Hacker News new | ask | show | jobs
by tracker1 4057 days ago
It really depends on the amount of writes your database needs to handle, and the overall quantity of data. There are very strong CAP systems (Zookeeper comes to mind), but I wouldn't want that for very large quantities of data, as it wouldn't be able to keep up.

For example, if you are doing logging for a few million simultaneous users (say 5-8 per resource request across service layers), a single system wouldn't be able to keep up, and definitely a single system that has to coordinate each write as an atomic/consistent state.

The fact is, depending on your needs, you will need to sacrifice something to reach a scale needed by some systems and to minimize down time. It's a trade-off. And any distributed database will have real-world weaknesses.

1 comments

> There are very strong CAP systems

There are not strong CAP systems -- that is the whole point of the CAP theorem. It's impossible. Am I misunderstanding you?

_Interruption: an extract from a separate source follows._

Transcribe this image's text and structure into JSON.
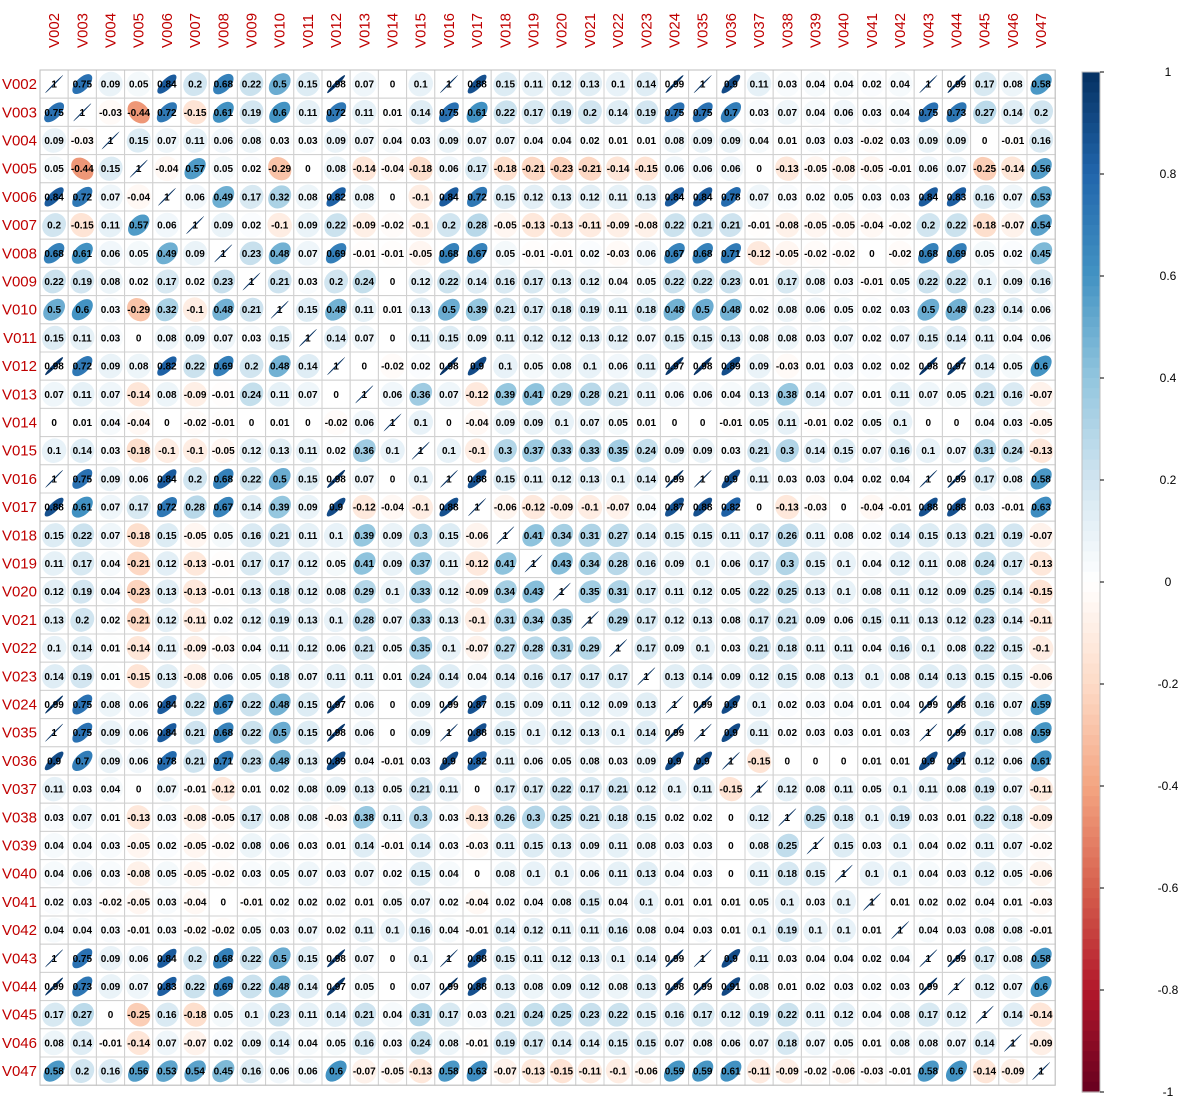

No, zookeeper doesn't do magic. It does, however, create a large enough value for P to be lost that it can be thought of as CAP; The number of failures required is high enough that, in normal use and sane configurations, you won't partition.
P (partition tolerance) refers to network partitions. There's nothing a distributed system can do to prevent network partitions; they're a property of the network. The question is, in the face of partitions, what does the software do? It basically has two options:

* Respond to requests, even though it may not have the most up to date information. I.e., it sacrifices consistency. These are AP systems.

* Not respond to requests, in which case it sacrifices availability. These are CP systems, of which ZK is one.

In particular with ZK, if you lose quorum (i.e., the cluster has fewer than (n + 1) / 2 active nodes where n is the cluster size) the cluster (or partition thereof) will become unavailable in order to avoid sacrificing consistency.

So it should be called the CA theorem, right? You can't choose partition-intolerance.
Non-distributed databases (like postgres) are sometimes considered to be CA. But I think it's clear that CA doesn't make sense in a distributed system.